How can you help?
Acknowledge your friend's feelings. Make sure to reassure your friend that her feelings are valid and common. Her condition is treatable and she can get better. Depression is an illness just like any other and there ought to be no guilt or shame attached.
Encourage your friend to see a medical professional. A recent report by the National Childbirth Trust suggests that 50% of mothers experience mental health difficulties during pregnancy or in the year following their child's birth. A further half of those don't receive the assistance they need, largely due to guilt, ignoring their own needs and even fear that their children will be taken away.
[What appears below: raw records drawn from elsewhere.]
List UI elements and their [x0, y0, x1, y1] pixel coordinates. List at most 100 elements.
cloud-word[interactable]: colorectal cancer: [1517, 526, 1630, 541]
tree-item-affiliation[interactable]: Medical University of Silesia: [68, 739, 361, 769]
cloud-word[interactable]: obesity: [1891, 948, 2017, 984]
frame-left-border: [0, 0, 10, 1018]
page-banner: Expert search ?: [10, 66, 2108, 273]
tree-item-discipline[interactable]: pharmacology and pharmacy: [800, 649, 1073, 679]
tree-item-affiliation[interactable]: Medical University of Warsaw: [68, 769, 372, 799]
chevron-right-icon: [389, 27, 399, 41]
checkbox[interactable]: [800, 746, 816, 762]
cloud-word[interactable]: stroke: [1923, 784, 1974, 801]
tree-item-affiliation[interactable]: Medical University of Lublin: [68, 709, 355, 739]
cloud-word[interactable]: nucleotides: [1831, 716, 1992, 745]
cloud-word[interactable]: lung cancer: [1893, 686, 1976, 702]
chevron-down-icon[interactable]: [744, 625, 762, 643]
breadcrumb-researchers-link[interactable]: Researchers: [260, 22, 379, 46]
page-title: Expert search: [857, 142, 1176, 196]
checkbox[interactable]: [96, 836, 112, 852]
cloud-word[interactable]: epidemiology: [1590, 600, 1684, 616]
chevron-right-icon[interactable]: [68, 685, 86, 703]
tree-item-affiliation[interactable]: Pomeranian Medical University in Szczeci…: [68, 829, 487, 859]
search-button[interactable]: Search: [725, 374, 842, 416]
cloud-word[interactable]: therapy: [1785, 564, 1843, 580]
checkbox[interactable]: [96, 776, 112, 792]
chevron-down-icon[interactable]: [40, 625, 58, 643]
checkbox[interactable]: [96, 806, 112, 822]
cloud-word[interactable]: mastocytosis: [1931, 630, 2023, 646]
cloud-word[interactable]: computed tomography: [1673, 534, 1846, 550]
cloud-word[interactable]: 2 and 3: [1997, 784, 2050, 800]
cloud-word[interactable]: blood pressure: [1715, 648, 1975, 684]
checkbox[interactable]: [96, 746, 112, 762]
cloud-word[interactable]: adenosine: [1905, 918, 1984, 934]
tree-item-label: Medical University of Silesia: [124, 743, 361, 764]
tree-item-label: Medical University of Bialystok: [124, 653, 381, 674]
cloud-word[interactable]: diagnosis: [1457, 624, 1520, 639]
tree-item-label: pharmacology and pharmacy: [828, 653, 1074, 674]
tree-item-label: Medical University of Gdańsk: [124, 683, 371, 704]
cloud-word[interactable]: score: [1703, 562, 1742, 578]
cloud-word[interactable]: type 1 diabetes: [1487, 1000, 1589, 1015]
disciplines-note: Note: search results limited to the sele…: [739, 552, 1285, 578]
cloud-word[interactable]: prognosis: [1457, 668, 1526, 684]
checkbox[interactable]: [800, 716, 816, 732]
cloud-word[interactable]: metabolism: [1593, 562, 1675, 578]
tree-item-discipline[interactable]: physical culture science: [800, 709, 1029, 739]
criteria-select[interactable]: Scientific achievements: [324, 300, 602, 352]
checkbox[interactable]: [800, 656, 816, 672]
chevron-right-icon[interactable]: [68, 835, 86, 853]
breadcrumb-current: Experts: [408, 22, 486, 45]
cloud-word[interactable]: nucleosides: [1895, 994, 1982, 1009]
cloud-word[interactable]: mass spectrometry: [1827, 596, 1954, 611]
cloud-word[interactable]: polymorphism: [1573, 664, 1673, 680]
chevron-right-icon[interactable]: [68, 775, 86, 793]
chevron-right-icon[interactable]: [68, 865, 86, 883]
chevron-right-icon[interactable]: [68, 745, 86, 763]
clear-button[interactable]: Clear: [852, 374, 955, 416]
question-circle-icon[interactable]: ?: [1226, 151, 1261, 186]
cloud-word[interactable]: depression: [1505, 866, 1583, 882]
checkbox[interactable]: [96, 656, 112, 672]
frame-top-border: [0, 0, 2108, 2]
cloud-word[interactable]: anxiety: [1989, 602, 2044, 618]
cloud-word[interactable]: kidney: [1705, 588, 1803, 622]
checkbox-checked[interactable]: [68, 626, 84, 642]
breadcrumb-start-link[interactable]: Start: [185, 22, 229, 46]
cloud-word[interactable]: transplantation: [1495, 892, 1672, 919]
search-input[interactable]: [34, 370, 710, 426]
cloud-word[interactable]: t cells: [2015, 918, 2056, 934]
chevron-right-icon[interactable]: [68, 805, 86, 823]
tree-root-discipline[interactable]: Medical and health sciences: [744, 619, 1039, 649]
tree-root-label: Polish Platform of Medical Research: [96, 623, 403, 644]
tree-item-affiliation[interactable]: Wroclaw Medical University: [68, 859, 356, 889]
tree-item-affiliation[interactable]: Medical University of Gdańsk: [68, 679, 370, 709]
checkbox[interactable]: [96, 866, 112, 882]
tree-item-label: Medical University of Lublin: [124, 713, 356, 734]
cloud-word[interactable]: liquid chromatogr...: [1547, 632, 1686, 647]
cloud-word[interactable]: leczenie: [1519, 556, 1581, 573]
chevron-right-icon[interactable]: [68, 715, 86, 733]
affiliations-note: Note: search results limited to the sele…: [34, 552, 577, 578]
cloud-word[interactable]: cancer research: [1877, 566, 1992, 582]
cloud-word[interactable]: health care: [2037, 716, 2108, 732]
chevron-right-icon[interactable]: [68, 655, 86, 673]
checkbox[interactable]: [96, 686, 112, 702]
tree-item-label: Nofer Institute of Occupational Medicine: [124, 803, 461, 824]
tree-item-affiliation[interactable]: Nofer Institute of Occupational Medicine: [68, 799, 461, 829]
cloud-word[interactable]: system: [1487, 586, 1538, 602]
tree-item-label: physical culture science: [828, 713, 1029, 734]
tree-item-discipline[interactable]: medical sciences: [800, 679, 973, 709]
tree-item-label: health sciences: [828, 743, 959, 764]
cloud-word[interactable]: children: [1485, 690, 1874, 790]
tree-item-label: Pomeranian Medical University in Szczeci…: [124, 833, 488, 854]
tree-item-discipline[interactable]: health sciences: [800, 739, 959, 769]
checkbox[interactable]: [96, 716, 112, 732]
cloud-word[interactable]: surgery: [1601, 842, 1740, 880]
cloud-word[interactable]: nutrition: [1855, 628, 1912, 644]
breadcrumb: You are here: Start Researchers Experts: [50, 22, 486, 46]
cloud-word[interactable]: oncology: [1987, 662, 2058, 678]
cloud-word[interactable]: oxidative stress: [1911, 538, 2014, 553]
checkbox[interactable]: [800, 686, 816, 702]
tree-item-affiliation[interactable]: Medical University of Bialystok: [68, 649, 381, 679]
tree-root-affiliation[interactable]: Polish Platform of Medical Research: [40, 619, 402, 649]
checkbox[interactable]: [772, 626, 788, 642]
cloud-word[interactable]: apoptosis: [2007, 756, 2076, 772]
Assure her that it's okay to need help, that it doesn't mean she's failing. Her doctor may refer her to a local support group, recommend cognitive-behavioural therapy or prescribe a course of antidepressants. All of these things can be helpful. If she's anxious about attending appointments with or without the baby, can you spare the time to go with her? If not, the promise of a phone call later in the day may be enough to spur her on to attend.
The main thing you can do for your friend is be there. New parenthood can be isolating and this isolation only serves to exacerbate depression in a self-perpetuating spiral. Visit. Call. Send a card. Many new mothers are exhausted by night-time waking and struggle with day-to-day tasks, even without the added burden of PND. If you can spare the time, why not offer to look after the baby for an hour or two so she can do the simple things we so often take for granted? A short nap, a shower or space to take care of a few essential household jobs could help give her the breathing room to start her recovery.
Recovering from postnatal depression, like any other mental health issue, can take time. Just let her know you'll support her through the difficult patches and be there for as long as it takes.